Bangladesh: CPJ delegation on press freedom

United News of Bangladesh 

Dhaka, Mar 4, 2004 -- Home Minister Altaf Hossain Chowdhury has said that journalists enjoy unfettered press freedom here and the government attaches topmost priority to their professional safety. 

The Home Minister said this when a delegation of the New York-based Committee to Protect Journalists (CPJ) led by its Executive Director Ann Cooper called on him at his secretariat office today (Thursday). Asia Program Coordinator of CPJ Abi Wright, journalist Iqbal Athas of Sri Lanka and Andreas Harsono of Indonesia accompanied her during the call on. 

The delegation made queries about the steps taken by the present government to protect journalists at work. The Home Minister informed the visiting journalists that he had sent letters to the Deputy Commissioners and police chiefs of all the 64 districts of the country asking them to protect journalists and provide them security when they are threatened. The minister said that there was no deliberate targeting of the journalists. 

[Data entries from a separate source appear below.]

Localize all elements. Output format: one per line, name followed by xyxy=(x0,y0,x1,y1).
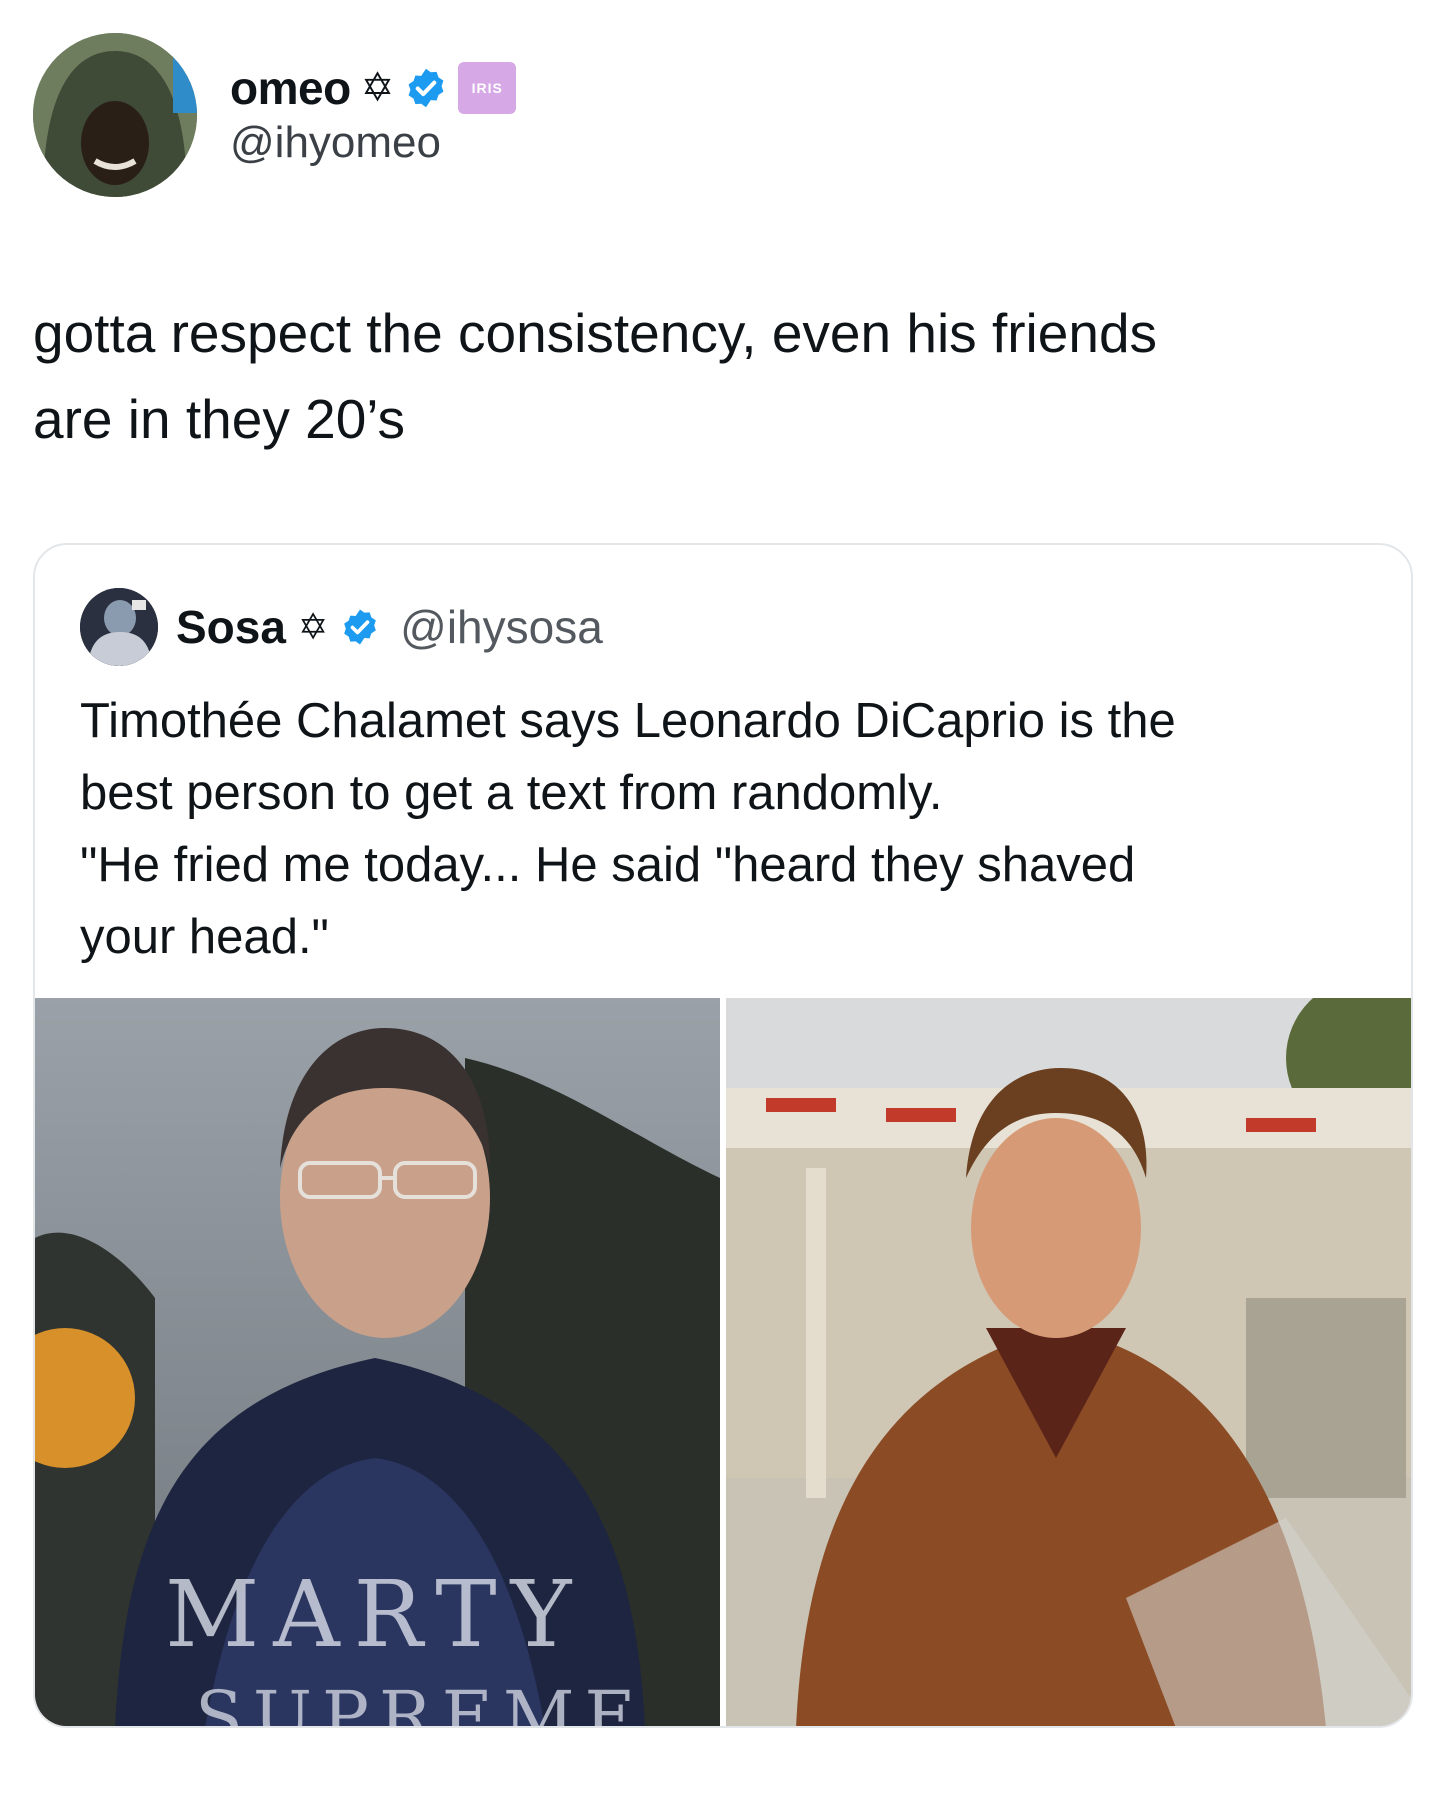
quoted-text-line: best person to get a text from randomly. xyxy=(80,766,943,820)
quoted-tweet-header: Sosa ✡ @ihysosa xyxy=(80,587,603,667)
media-photo-right[interactable] xyxy=(726,998,1411,1726)
media-photo-left[interactable]: MARTY SUPREME xyxy=(35,998,720,1728)
quoted-text-line: Timothée Chalamet says Leonardo DiCaprio… xyxy=(80,694,1176,748)
author-handle[interactable]: @ihyomeo xyxy=(230,118,441,168)
quoted-text-line: "He fried me today... He said "heard the… xyxy=(80,838,1136,892)
quoted-author-name[interactable]: Sosa xyxy=(176,600,286,654)
tweet-text: gotta respect the consistency, even his … xyxy=(33,290,1413,462)
tweet-text-line: gotta respect the consistency, even his … xyxy=(33,302,1158,364)
iris-badge-icon[interactable]: IRIS xyxy=(458,62,517,114)
verified-badge-icon[interactable] xyxy=(404,66,448,110)
author-name-row: omeo ✡ IRIS xyxy=(230,58,517,118)
shirt-text-supreme: SUPREME xyxy=(195,1676,646,1728)
quoted-tweet-text: Timothée Chalamet says Leonardo DiCaprio… xyxy=(80,685,1380,973)
author-avatar[interactable] xyxy=(33,33,197,197)
tweet-text-line: are in they 20’s xyxy=(33,388,406,450)
quoted-author-symbol: ✡ xyxy=(297,606,329,647)
author-display-name[interactable]: omeo xyxy=(230,61,351,115)
shirt-text-marty: MARTY xyxy=(165,1561,586,1668)
quoted-text-line: your head." xyxy=(80,910,329,964)
quoted-media-grid: MARTY SUPREME xyxy=(35,998,1411,1728)
quoted-author-avatar[interactable] xyxy=(80,588,158,666)
verified-badge-icon[interactable] xyxy=(340,607,380,647)
iris-badge-label: IRIS xyxy=(471,80,503,96)
author-symbol: ✡ xyxy=(360,66,395,110)
quoted-tweet-card[interactable]: Sosa ✡ @ihysosa Timothée Chalamet says L… xyxy=(33,543,1413,1728)
quoted-author-handle[interactable]: @ihysosa xyxy=(400,600,603,654)
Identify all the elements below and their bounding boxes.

CPJ leaders also wanted to know about the progress in investigation of cases of injury and murder of journalists at various places of the country, including the southwestern region. 

The Home minister said that the government was pursuing the cases with utmost seriousness and most of these cases have been brought under the purview of the Monitoring Cell of the Ministry of Home Affairs. 

"There is no delay in investigation and prosecution of cases, but the decisions of the courts are beyond the jurisdiction of the government," Altaf Hossain Chowdhury pointed out. 

As for the injuries suffered by journalists during agitation programmes, the minister said, "It is the responsibility of the police force to protect the lives and properties of the general public. But police cannot help if anybody is caught in the melee during police action." 

The Home Minister also noted that many people were engaged in unethical, criminal and political activities in the guise of journalists, especially in the countryside district areas and they often face backlash as a consequence of their activities. 

"So, differentiation should be made between these people and those who face threats or harassments while actually engaged in the profession of journalism," he mentioned. The minister elaborated on the structure and functions of the law enforcement agencies in the country.